As I have a big dataset and only limited computational ressources, I want to make use of aggregated sequence objects for a discrepancy analysis using the R packages TraMineR
and WeightedCluster
. But I struggle to find the right syntax for doing so.
In the example code below you find two discrepancy analyses, the first tree diagramm of the discrepancy analysis uses the original dataset, the second uses aggregated data (that is only unique sequences weighted by their frequencies).
Unfortunately, the results do not match.
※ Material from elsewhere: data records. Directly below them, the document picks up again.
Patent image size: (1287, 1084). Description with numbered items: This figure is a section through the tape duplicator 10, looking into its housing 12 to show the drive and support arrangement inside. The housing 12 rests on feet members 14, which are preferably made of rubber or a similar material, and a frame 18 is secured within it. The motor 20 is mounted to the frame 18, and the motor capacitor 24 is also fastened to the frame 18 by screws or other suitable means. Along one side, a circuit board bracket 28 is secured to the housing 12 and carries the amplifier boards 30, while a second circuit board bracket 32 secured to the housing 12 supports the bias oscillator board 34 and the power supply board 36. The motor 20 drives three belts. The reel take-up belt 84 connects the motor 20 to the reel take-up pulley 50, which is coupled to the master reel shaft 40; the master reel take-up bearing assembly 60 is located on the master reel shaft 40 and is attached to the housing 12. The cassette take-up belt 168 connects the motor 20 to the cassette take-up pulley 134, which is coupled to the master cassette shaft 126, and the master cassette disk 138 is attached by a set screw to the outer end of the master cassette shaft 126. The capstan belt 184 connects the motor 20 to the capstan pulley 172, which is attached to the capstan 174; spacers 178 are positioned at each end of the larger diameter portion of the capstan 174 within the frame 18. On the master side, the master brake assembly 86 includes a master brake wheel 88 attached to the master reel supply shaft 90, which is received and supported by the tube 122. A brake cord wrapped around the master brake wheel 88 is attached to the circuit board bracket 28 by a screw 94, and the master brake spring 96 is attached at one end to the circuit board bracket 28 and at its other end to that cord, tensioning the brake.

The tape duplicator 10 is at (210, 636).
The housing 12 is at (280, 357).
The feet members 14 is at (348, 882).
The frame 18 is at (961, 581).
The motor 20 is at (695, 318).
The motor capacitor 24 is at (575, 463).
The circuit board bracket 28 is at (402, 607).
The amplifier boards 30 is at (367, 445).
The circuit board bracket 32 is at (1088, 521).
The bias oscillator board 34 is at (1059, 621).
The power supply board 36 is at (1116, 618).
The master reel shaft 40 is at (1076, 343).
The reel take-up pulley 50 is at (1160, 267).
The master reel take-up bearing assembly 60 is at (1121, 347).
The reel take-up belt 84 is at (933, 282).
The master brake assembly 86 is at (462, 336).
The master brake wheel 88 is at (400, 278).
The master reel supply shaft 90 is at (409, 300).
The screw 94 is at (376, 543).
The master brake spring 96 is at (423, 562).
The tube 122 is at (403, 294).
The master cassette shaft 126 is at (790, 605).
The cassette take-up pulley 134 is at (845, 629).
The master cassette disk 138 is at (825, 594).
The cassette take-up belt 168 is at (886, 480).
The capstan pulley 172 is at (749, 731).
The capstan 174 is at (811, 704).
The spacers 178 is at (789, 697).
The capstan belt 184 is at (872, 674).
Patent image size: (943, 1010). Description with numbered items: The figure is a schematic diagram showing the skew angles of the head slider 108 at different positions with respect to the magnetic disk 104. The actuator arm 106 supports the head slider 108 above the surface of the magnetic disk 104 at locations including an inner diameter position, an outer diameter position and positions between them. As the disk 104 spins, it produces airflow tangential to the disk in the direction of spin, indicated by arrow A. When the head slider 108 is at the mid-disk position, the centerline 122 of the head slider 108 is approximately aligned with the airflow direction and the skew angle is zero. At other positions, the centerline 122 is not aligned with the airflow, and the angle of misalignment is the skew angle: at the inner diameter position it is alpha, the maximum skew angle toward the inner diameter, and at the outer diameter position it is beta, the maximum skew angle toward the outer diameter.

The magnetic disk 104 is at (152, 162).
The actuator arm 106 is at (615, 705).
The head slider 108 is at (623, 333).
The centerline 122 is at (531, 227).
Do you have any idea why?
Example code
library(TraMineR)
library(WeightedCluster)
## Load example data and assign labels
data(mvad)
mvad.alphabet <- c("employment", "FE", "HE", "joblessness", "school", "training")
mvad.labels <- c("Employment", "Further Education", "Higher Education",
"Joblessness", "School", "Training")
mvad.scodes <- c("EM", "FE", "HE", "JL", "SC", "TR")
## Aggregate example data
mvad.agg <- wcAggregateCases(mvad[, 17:86], weights=mvad$weight)
mvad.agg
## Define sequence object
mvad.seq <- seqdef(mvad[, 17:86], alphabet=mvad.alphabet, states=mvad.scodes,
labels=mvad.labels, weights=mvad$weight, xtstep=6)
mvad.agg.seq <- seqdef(mvad[mvad.agg$aggIndex, 17:86], alphabet=mvad.alphabet,
states=mvad.scodes, labels=mvad.labels,
weights=mvad.agg$aggWeights, xtstep=6)
## Computing OM dissimilarities
mvad.dist <- seqdist(mvad.seq, method="OM", indel=1.5, sm="CONSTANT")
mvad.agg.dist <- seqdist(mvad.agg.seq, method="OM", indel=1.5, sm="CONSTANT")
## Discrepancy analysis
tree <- seqtree(mvad.seq ~ gcse5eq + Grammar + funemp,
data=mvad, diss=mvad.dist, weight.permutation="diss")
seqtreedisplay(tree, type="d", border=NA)
tree.agg <- seqtree(mvad.agg.seq ~ gcse5eq + Grammar + funemp,
data=mvad[mvad.agg$aggIndex, ], diss=mvad.agg.dist,
weight.permutation="diss")
seqtreedisplay(tree.agg, type="d", border=NA)
This question is related to big data and the computation of sequence distances.